Toast in a bread rack
Samsudin Alian / Shutterstock

Enriched Bread

While regular bread isn’t naturally high in iodine, certain manufacturers enrich their bread in an effort to prevent iodine deficiency. Much in the way that iodized table salt is enriched with iodine, these enriched breads use what is called “iodate dough conditioner.”

Two slices of white bread enriched by using an iodate dough conditioner contain about 320 mcg of iodine (213% of the daily minimum), while two slices of wheat bread provide about 309 mcg.

Cooked oysters


Oysters may be best known in pop culture as aphrodisiacs, but these marine bivalves are also packed with nutrients such as zinc, B vitamins, and iodine. A three-ounce serving of cooked oysters provides 93 mcg of iodine, nearly two-thirds of your recommended daily amount. Shrimp are also high in iodine.

Cup of yogurt with berries
Terri Cnudde / Pixabay

Yogurt and Other Dairy Products

Though most of the foods highest in iodine originate in the sea, dairy products also contain decent amounts of iodine. Note that most plant-based alternative milks are not high in iodine.

Greek yogurt is the best dairy source of iodine due to its density, which increases the iodine concentration per ounce over milk and single-strained yogurts.

An eight-ounce serving of nonfat Greek yogurt has about 116 mcg of iodine, which is about 75% of your daily minimum.

An eight-ounce serving of skim milk (cow’s milk) provides over 50% of the daily minimum, with 85 mcg of iodine.

Fried eggs


If you’re not much of a seafood lover, you can get a decent amount of iodine in regular chicken eggs. Whether you like them scrambled, hard-boiled, poached, over-easy, or fried, a single whole, large egg contains about 26 mcg of iodine. Note that the iodine is almost entirely concentrated in the yolk, so if you’re looking to meet your iodine needs, skip the egg white omelet and go for the whole egg.

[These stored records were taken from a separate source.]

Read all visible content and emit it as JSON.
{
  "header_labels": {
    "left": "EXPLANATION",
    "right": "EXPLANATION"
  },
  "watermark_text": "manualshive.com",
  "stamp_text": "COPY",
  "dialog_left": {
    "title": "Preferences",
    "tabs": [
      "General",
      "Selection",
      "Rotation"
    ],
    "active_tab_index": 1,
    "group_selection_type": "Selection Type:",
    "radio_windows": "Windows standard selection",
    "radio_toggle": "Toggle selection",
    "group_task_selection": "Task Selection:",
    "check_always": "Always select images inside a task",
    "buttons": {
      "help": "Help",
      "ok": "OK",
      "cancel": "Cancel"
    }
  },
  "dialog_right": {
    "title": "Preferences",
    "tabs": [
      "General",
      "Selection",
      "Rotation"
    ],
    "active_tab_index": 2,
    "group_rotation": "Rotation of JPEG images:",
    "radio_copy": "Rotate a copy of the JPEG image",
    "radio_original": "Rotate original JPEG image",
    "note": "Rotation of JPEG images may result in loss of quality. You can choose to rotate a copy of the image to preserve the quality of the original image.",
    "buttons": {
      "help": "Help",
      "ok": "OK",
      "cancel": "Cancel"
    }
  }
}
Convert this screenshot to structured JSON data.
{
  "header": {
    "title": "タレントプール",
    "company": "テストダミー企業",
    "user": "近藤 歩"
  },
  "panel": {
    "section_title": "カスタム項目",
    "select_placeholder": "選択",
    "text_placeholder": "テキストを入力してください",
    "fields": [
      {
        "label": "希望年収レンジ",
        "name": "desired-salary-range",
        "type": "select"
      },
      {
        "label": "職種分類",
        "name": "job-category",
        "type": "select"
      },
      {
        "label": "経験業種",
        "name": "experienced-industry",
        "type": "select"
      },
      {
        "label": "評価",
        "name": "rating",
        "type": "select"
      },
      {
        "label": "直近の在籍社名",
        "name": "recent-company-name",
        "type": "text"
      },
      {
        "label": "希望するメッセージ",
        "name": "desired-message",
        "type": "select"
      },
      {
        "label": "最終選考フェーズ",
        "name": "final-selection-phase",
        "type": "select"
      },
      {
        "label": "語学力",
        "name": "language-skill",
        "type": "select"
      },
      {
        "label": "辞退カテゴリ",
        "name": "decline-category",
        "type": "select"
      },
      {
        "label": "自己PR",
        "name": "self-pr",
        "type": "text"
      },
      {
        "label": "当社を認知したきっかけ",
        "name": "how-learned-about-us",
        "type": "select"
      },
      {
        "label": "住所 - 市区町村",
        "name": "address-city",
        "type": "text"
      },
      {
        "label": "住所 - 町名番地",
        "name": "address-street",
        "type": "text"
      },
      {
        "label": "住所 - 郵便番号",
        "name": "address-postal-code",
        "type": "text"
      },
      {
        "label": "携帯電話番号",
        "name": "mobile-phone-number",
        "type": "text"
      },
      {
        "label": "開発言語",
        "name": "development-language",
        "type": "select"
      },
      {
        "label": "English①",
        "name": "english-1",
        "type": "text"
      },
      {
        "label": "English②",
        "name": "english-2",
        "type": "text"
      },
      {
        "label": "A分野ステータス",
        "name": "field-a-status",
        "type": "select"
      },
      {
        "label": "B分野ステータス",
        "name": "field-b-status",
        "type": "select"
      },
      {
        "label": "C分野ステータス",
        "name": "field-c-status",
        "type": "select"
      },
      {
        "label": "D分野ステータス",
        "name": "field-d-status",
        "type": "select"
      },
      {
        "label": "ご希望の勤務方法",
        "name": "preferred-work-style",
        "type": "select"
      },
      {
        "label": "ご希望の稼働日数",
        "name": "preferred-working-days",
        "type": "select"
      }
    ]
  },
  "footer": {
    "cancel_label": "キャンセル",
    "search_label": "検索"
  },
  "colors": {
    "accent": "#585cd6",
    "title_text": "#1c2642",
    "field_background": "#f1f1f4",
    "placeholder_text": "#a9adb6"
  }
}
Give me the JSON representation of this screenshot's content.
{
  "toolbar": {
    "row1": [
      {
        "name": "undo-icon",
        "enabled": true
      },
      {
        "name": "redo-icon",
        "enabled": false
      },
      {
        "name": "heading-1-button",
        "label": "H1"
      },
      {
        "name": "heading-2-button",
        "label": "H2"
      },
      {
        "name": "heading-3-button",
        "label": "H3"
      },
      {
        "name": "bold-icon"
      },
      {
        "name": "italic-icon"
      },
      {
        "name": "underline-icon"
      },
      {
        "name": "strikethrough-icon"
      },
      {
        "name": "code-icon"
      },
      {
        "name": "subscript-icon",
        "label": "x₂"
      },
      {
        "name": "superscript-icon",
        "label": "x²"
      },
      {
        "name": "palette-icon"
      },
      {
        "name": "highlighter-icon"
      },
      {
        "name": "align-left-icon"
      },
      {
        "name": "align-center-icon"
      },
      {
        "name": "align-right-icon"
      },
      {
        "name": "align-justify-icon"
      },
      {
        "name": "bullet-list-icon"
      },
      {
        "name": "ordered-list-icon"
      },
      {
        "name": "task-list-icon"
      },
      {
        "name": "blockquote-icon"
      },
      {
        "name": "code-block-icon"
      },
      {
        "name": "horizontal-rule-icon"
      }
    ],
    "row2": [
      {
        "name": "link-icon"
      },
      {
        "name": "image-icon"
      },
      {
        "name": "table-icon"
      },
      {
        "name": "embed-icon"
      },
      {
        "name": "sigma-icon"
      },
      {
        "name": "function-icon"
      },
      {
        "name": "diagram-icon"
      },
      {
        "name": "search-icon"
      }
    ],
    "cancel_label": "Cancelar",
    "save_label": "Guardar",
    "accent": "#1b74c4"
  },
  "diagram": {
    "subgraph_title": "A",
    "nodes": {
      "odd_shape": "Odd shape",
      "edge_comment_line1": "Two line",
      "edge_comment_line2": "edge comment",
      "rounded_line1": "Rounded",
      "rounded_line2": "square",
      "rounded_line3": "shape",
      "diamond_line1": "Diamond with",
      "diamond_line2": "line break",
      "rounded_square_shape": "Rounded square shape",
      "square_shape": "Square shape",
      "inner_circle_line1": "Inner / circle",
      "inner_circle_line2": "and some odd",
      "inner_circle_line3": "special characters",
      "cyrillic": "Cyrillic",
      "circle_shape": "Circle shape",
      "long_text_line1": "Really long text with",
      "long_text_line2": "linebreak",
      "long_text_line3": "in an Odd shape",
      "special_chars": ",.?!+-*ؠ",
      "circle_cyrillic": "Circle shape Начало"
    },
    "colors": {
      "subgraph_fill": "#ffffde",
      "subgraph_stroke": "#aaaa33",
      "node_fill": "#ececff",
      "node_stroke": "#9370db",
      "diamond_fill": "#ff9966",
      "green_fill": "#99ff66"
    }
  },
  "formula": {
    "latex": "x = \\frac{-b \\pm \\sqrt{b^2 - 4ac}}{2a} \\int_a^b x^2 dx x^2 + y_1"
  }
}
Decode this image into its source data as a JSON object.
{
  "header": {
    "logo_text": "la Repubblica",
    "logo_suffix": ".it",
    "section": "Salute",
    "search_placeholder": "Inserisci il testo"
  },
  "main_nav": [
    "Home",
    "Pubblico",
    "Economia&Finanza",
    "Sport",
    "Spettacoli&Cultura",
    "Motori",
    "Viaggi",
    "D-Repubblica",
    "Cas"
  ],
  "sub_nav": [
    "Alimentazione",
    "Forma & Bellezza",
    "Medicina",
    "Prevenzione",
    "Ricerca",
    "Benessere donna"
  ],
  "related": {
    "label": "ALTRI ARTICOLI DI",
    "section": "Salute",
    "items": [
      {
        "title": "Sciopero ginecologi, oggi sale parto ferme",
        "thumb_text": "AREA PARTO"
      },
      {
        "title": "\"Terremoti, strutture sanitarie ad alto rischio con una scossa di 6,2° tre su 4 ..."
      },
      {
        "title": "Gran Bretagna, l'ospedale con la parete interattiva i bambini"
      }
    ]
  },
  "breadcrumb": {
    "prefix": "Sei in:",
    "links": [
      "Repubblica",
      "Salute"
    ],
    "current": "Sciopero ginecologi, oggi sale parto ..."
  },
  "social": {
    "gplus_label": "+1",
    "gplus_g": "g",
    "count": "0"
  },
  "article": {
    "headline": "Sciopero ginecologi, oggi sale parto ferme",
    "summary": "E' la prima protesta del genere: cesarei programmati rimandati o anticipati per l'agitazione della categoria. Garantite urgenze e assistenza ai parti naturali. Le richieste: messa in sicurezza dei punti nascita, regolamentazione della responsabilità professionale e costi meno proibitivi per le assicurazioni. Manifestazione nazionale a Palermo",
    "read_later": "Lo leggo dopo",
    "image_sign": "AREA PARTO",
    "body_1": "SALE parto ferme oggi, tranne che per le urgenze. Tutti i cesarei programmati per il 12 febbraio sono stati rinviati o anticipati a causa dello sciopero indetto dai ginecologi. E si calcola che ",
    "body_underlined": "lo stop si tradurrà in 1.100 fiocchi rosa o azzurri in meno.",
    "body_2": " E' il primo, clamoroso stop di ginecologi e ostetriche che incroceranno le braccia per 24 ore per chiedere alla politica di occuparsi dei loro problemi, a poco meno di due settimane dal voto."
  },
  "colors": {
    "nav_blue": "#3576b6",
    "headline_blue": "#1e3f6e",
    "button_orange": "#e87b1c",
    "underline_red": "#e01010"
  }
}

You’ll also get tons of folate, vitamin D, vitamin A, and vitamin B12, among other essential nutrients.

Salt shaker will salt pouring out
Image used with permission by copyright holder

Iodized Salt

In the early 1920s, manufacturers of table salt started adding iodine to enrich the salt and help reduce the prevalence of iodine deficiencies.

Currently, you can purchase either iodized or uniodized salt in the United States. Iodized salt has about 71 mcg of iodine in a 1/4 teaspoon of salt, which is nearly 50% of your daily minimum.

However, as the public health push to reduce sodium intake has increased over the past decade or so, the average iodine intake of most adults has dropped due to attempts to consume less salt. Iodized salt is typically the primary dietary source of iodine, meaning that as health-conscious people have reduced their overall salt intake, they’ve also inadvertently reduced their iodine intake as well. If you’re one of those folks, you might want to consider adding some of these other foods into your regular diet to make up the difference.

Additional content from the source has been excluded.